McQuinn memuji cluster komputasi kinerja tinggi Amarel yang dikelola oleh Rutgers Office of Advanced Research Computing karena memungkinkan tim menghitung sejarah perkembangan bintang di galaksi. Salah satu aspek penelitian ini melibatkan melakukan satu perhitungan besar dan mengulanginya sebanyak 600 kali, kata McQuinn.
Upaya komputasi besar-besaran juga membantu memastikan kalibrasi teleskop dan prosedur pemrosesan data yang akan bermanfaat bagi komunitas ilmiah yang lebih luas, tambahnya.
Pentingnya Galaksi Bermassa Rendah
Apa yang disebut galaksi “bermassa rendah” menjadi perhatian khusus McQuinn. Karena diyakini mendominasi alam semesta awal, mereka memungkinkan para peneliti mempelajari pembentukan bintang, evolusi unsur kimia, dan dampak pembentukan bintang terhadap gas dan struktur galaksi. Samar dan tersebar di langit, mereka merupakan mayoritas galaksi di alam semesta lokal. Teleskop canggih seperti Webb memungkinkan para ilmuwan untuk melihat lebih dekat.

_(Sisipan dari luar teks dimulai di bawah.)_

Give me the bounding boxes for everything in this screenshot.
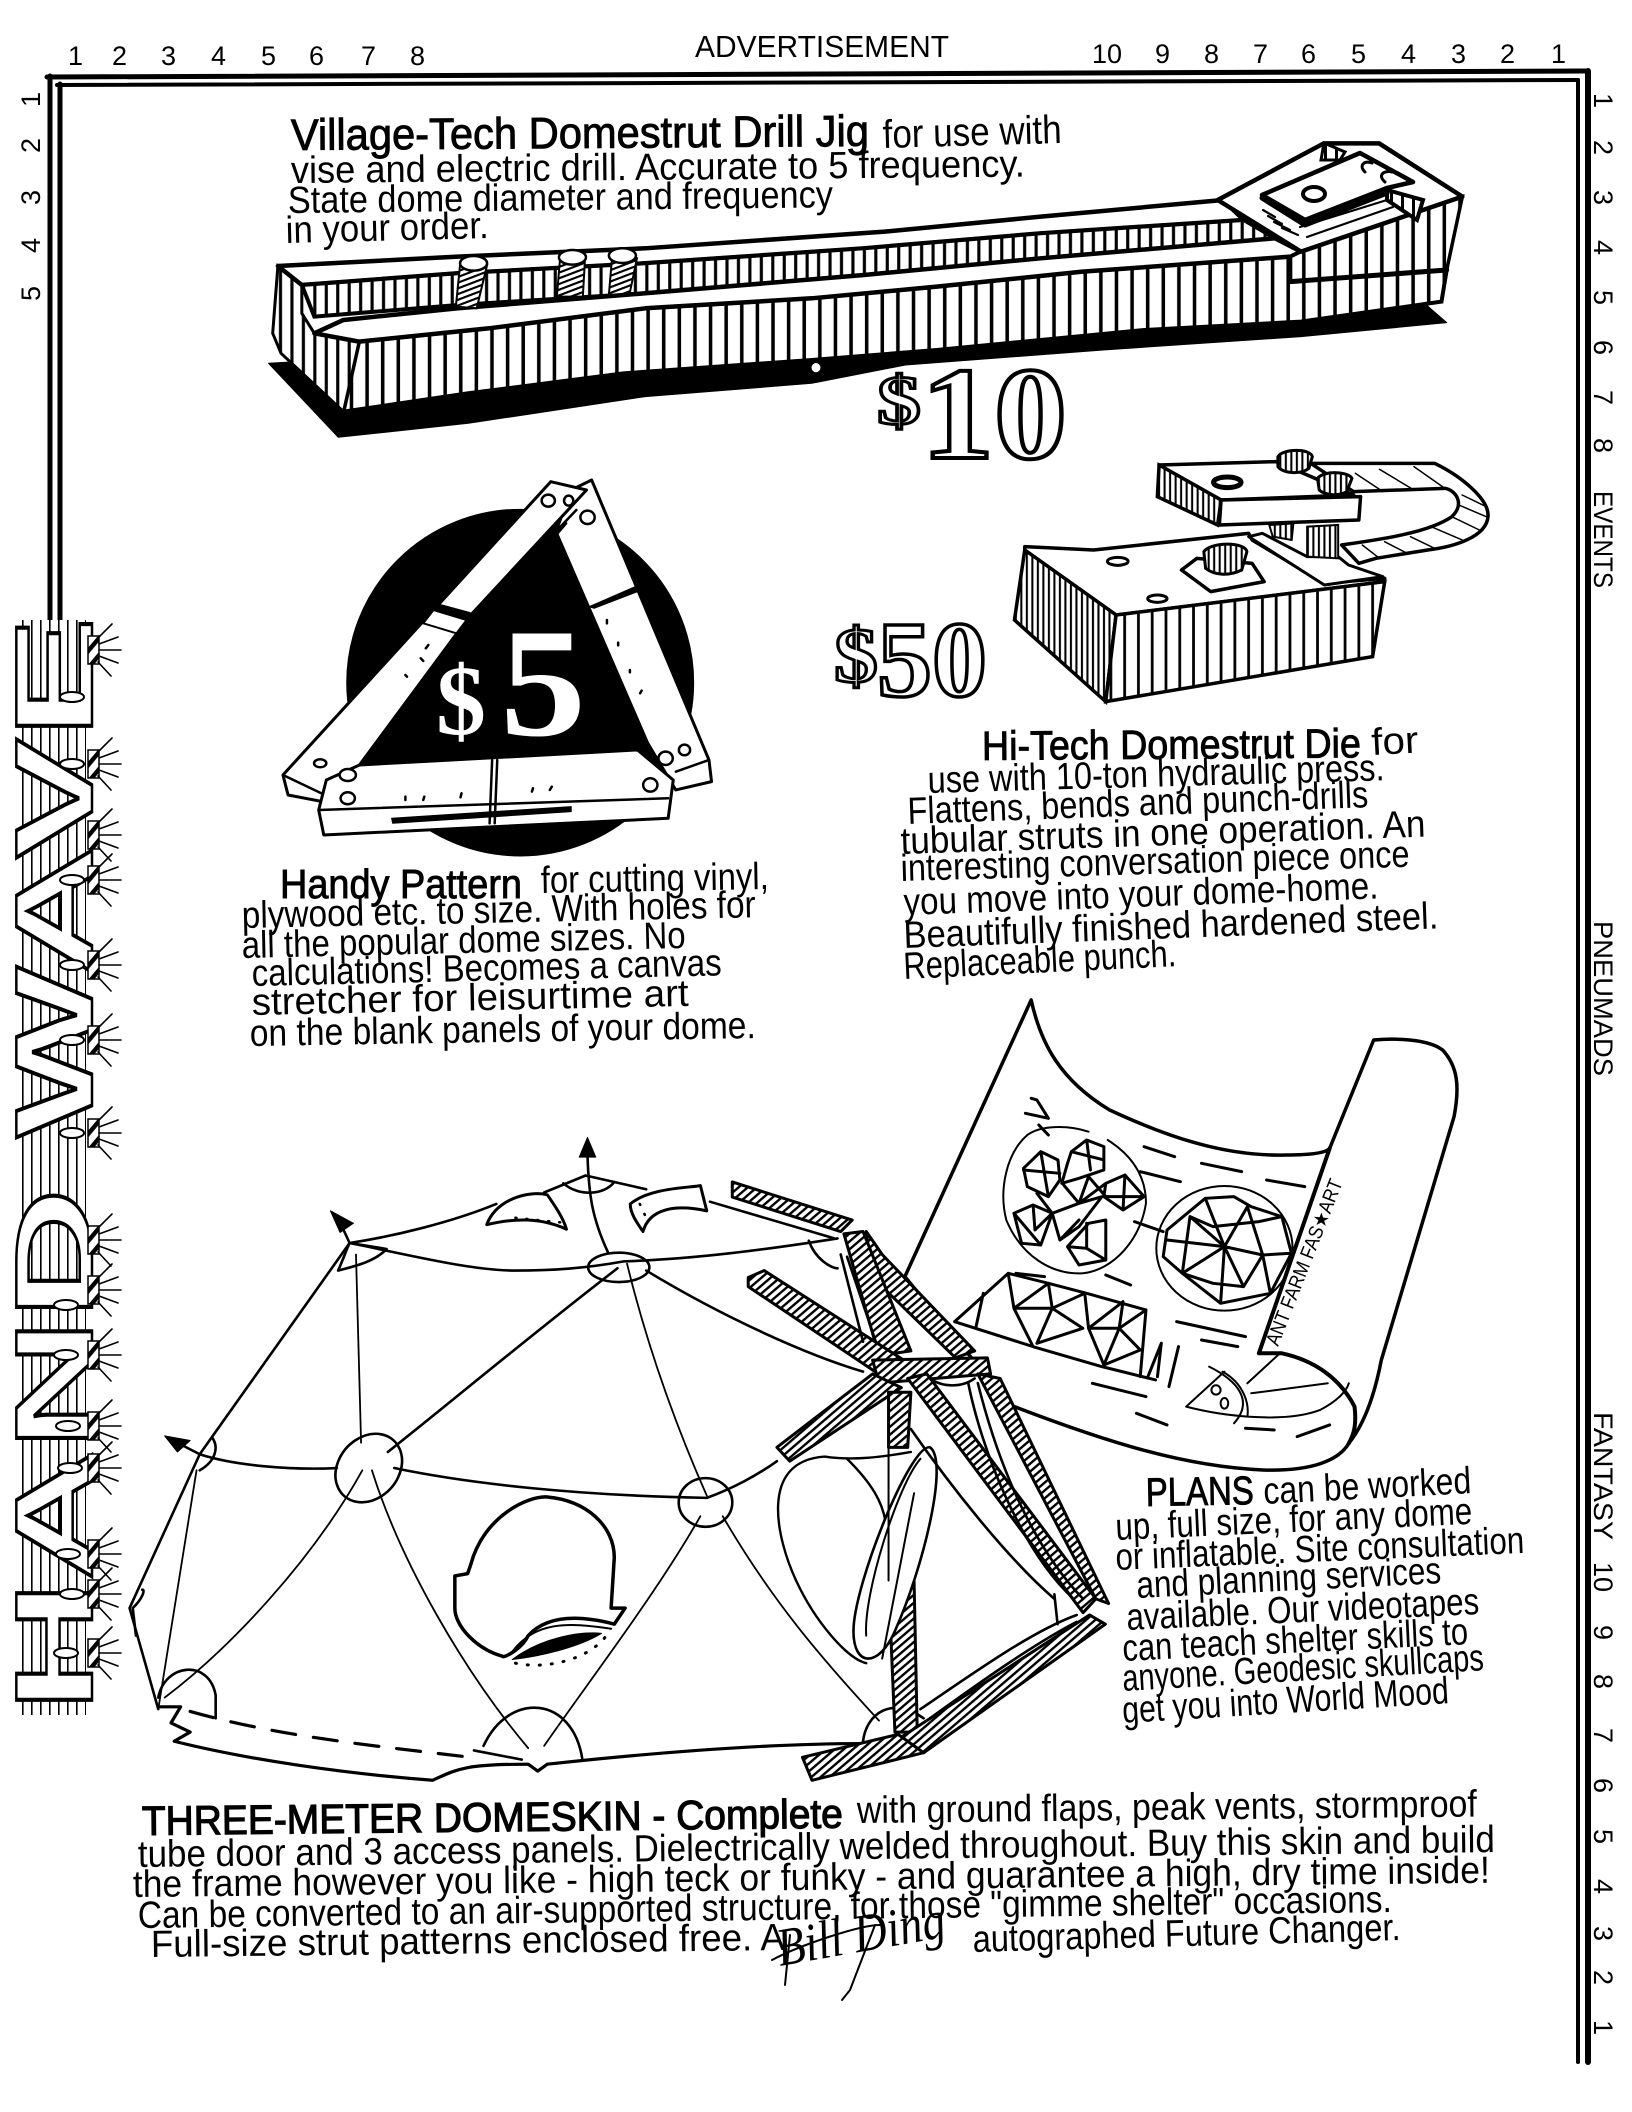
price: $50: 50 — [877, 601, 987, 720]
price: $5: $ — [436, 645, 486, 756]
ruler numbers: left side: 2 — [16, 138, 46, 153]
ruler numbers: top right: 3 — [1451, 39, 1466, 69]
right side ruler with section names: 4 — [1588, 240, 1618, 255]
right side ruler with section names: 5 — [1588, 1829, 1618, 1844]
ruler numbers: top right: 10 — [1092, 39, 1122, 69]
heading and text: drill jig — [285, 107, 1062, 252]
right side ruler with section names: 1 — [1588, 2020, 1618, 2035]
text: plans: anyone. Geodesic skullcaps — [1121, 1637, 1485, 1700]
text: plans: or inflatable. Site consultation — [1115, 1520, 1525, 1579]
illustration: drill jig — [269, 143, 1462, 437]
text: hi-tech die: you move into your dome-home. — [903, 865, 1379, 924]
price: $50: $ — [834, 612, 878, 699]
ruler numbers: top right: 1 — [1551, 39, 1566, 69]
price: $5 — [436, 597, 586, 769]
panel opening and oval — [778, 1452, 911, 1663]
ruler numbers: top right: 6 — [1301, 39, 1316, 69]
text: three-meter domeskin: Can be converted to an air-supported structure, for those "gimme shelter" occasions. — [138, 1879, 1392, 1937]
heading and text: drill jig: in your order. — [285, 205, 489, 252]
right side ruler with section names: 9 — [1588, 1625, 1618, 1640]
right side ruler with section names: 6 — [1588, 340, 1618, 355]
right side ruler with section names: EVENTS — [1588, 491, 1618, 588]
text: three-meter domeskin: with ground flaps, peak vents, stormproof — [856, 1784, 1477, 1832]
dome door — [455, 1497, 625, 1665]
ruler numbers: top left: 3 — [161, 41, 176, 71]
right side ruler with section names: 2 — [1588, 1970, 1618, 1985]
ruler numbers: top left: 4 — [211, 41, 226, 71]
text: three-meter domeskin: the frame however you like - high teck or funky - and guarantee a high, dry time inside! — [133, 1850, 1490, 1906]
ruler numbers: top left: 1 — [68, 41, 83, 71]
text: three-meter domeskin: THREE-METER DOMESKIN - Complete — [142, 1791, 843, 1844]
ruler numbers: top right: 7 — [1253, 39, 1268, 69]
text: plans: can be worked — [1262, 1460, 1472, 1513]
right side ruler with section names: FANTASY — [1588, 1412, 1618, 1540]
text: plans — [1115, 1460, 1525, 1732]
right side ruler with section names: 5 — [1588, 290, 1618, 305]
ruler numbers: top right: 5 — [1351, 39, 1366, 69]
ruler numbers: left side: 1 — [16, 92, 46, 107]
peak vents and arrows — [165, 1137, 707, 1454]
right side ruler with section names: 6 — [1588, 1778, 1618, 1793]
text: three-meter domeskin — [133, 1784, 1495, 2000]
right side ruler with section names: 8 — [1588, 1674, 1618, 1689]
right side ruler with section names: PNEUMADS — [1588, 921, 1618, 1076]
strut frame — [732, 1182, 1109, 1780]
price: $10: 10 — [921, 340, 1067, 487]
text: plans: available. Our videotapes — [1126, 1581, 1480, 1639]
text: three-meter domeskin: tube door and 3 access panels. Dielectrically welded throughout. Buy this skin and build — [138, 1819, 1495, 1876]
ruler numbers: left side: 4 — [16, 238, 46, 253]
text: handy pattern: Handy Pattern — [280, 861, 522, 907]
text: hi-tech die: interesting conversation piece once — [900, 834, 1410, 890]
text: plans: get you into World Mood — [1121, 1670, 1450, 1732]
illustration: handy pattern — [283, 480, 712, 856]
illustration: hi-tech die — [1014, 450, 1488, 702]
text: plans: can teach shelter skills to — [1121, 1611, 1469, 1670]
heading and text: drill jig: for use with — [882, 108, 1062, 157]
right side ruler with section names: 10 — [1588, 1562, 1618, 1592]
ruler numbers: top right: 8 — [1204, 39, 1219, 69]
right side ruler with section names: 2 — [1588, 140, 1618, 155]
ruler numbers: top right — [1092, 39, 1566, 69]
text: three-meter domeskin: Full-size strut patterns enclosed free. A — [151, 1917, 786, 1966]
text: hi-tech die: Replaceable punch. — [902, 933, 1177, 988]
heading and text: drill jig: vise and electric drill. Accurate to 5 frequency. — [291, 144, 1025, 192]
ruler numbers: left side: 5 — [16, 286, 46, 301]
text: hi-tech die: for — [1370, 720, 1420, 764]
text: handy pattern: all the popular dome sizes. No — [241, 915, 686, 967]
right side ruler with section names: 3 — [1588, 1926, 1618, 1941]
oval access panel — [853, 1447, 937, 1659]
text: hi-tech die: tubular struts in one operation. An — [900, 804, 1426, 863]
ruler numbers: top right: 9 — [1155, 39, 1170, 69]
text: three-meter domeskin: autographed Future Changer. — [972, 1907, 1401, 1961]
plan drawing: dome net — [955, 1098, 1349, 1437]
price: $5: 5 — [500, 597, 586, 769]
ruler numbers: top left: 5 — [261, 41, 276, 71]
right side ruler with section names: 1 — [1588, 93, 1618, 108]
heading and text: drill jig: State dome diameter and frequency — [288, 174, 833, 222]
ruler numbers: top left — [68, 41, 425, 71]
text: hi-tech die — [900, 720, 1439, 988]
ruler numbers: left side: 3 — [16, 190, 46, 205]
text: handy pattern: on the blank panels of your dome. — [249, 1005, 756, 1055]
signature: Bill Ding: Bill Ding — [772, 1889, 950, 1978]
jig clamp plate — [1262, 143, 1423, 237]
right side ruler with section names: 4 — [1588, 1879, 1618, 1894]
price: $10 — [877, 340, 1067, 487]
right side ruler with section names: 8 — [1588, 438, 1618, 453]
pins on jig — [456, 248, 637, 308]
side logotype: HAND WAVE — [0, 617, 121, 1715]
right side ruler with section names: 3 — [1588, 190, 1618, 205]
ruler numbers: top left: 6 — [309, 41, 324, 71]
text: hi-tech die: Hi-Tech Domestrut Die — [982, 720, 1361, 769]
text: handy pattern: stretcher for leisurtime art — [251, 973, 690, 1024]
signature: Bill Ding — [772, 1889, 950, 2000]
text: hi-tech die: use with 10-ton hydraulic press. — [927, 747, 1385, 802]
illustration: three-meter domeskin — [130, 1137, 1109, 1780]
ruler numbers: top right: 4 — [1401, 39, 1416, 69]
text: handy pattern: for cutting vinyl, — [540, 856, 769, 902]
ruler numbers: top left: 2 — [112, 41, 127, 71]
text: handy pattern: plywood etc. to size. With holes for — [241, 884, 756, 937]
illustration: plans scroll — [905, 1000, 1457, 1470]
text: handy pattern: calculations! Becomes a canvas — [251, 942, 722, 995]
ruler numbers: top left: 7 — [361, 41, 376, 71]
scroll label: ANT FARM FAS★ART: ANT FARM FAS★ART — [1262, 1176, 1348, 1349]
price: $10: $ — [877, 363, 921, 440]
text: plans: and planning services — [1135, 1550, 1442, 1607]
right side ruler with section names — [1588, 93, 1618, 2035]
text: hi-tech die: Beautifully finished hardened steel. — [903, 895, 1439, 957]
ruler numbers: left side — [16, 92, 46, 301]
text: plans: up, full size, for any dome — [1115, 1491, 1473, 1549]
text: handy pattern — [241, 856, 769, 1055]
ruler numbers: top left: 8 — [410, 41, 425, 71]
right side ruler with section names: 7 — [1588, 390, 1618, 405]
ruler numbers: top right: 2 — [1500, 39, 1515, 69]
heading and text: drill jig: Village-Tech Domestrut Drill Jig — [291, 107, 869, 160]
right side ruler with section names: 7 — [1588, 1728, 1618, 1743]
text: hi-tech die: Flattens, bends and punch-drills — [907, 774, 1369, 833]
text: plans: PLANS — [1145, 1469, 1254, 1515]
page header: advertisement: ADVERTISEMENT — [695, 29, 949, 64]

WLM – sebuah galaksi “tidak beraturan”, artinya tidak memiliki bentuk yang berbeda, seperti spiral atau elips – ditemukan oleh astronom Jerman Max Wolf pada tahun 1909 dan dikarakterisasi secara lebih rinci pada tahun 1926 oleh astronom Swedia Knut Lundmark dan astronom Inggris Philibert Jacques Melotte. Letaknya di pinggiran Grup Lokal, sekelompok galaksi berbentuk halter yang mencakup Bima Sakti.

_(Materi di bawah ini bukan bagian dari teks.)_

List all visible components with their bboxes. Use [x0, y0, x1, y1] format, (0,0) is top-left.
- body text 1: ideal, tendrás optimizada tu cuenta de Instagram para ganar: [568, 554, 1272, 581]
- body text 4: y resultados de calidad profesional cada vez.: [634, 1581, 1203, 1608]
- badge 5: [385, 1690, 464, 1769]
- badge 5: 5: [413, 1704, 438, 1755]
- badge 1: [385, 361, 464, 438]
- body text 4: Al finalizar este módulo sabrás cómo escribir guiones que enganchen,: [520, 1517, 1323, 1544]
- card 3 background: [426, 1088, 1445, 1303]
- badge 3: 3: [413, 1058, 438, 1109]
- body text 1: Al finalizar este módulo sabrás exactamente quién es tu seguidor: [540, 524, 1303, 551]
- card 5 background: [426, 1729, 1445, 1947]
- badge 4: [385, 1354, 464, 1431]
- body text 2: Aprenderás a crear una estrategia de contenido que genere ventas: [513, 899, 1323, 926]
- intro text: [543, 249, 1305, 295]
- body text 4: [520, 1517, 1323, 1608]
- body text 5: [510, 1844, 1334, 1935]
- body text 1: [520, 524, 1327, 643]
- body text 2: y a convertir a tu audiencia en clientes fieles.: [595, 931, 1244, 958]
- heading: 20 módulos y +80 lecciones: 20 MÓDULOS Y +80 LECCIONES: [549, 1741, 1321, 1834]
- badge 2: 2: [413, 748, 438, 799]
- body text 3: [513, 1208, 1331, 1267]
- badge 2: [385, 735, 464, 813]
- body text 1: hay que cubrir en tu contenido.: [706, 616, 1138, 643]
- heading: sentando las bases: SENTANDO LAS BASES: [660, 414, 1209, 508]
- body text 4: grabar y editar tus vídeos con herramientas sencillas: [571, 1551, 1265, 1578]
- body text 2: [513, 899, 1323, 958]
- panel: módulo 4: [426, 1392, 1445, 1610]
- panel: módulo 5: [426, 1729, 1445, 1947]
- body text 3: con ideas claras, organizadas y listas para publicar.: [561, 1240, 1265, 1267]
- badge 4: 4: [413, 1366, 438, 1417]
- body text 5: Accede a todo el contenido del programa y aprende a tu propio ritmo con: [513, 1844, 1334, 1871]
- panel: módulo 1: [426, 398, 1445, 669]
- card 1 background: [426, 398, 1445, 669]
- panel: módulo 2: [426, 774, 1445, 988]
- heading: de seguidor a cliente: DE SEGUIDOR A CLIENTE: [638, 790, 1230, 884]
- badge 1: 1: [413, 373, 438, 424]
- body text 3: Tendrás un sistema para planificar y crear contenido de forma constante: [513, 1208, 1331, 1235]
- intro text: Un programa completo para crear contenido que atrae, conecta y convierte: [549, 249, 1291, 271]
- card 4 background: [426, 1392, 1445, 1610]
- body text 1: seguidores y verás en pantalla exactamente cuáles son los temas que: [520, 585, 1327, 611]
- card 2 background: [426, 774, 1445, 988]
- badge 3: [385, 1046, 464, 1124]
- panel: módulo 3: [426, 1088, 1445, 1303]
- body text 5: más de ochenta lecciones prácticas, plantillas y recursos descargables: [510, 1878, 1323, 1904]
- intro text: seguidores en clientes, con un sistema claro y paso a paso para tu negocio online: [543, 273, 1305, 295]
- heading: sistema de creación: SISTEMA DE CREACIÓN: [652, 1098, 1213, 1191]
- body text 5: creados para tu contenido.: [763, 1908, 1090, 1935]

Berada di tepi Grup Lokal telah melindungi WLM dari dampak buruk percampuran dengan galaksi lain, menjadikan populasi bintangnya murni dan berguna untuk penelitian, kata McQuinn. WLM juga menarik bagi para astronom karena merupakan sistem yang dinamis dan kompleks dengan banyak gas, sehingga memungkinkannya untuk secara aktif membentuk bintang.
Formasi Bintang di Galaksi WLM
Untuk menguraikan sejarah pembentukan bintang di galaksi – kecepatan kelahiran bintang dalam periode waktu berbeda di alam semesta – McQuinn dan timnya menggunakan teleskop untuk dengan susah payah membidik petak langit yang berisi ratusan ribu bintang. Untuk menentukan usia sebuah bintang, mereka mengukur warnanya – yang mewakili suhunya – dan kecerahannya.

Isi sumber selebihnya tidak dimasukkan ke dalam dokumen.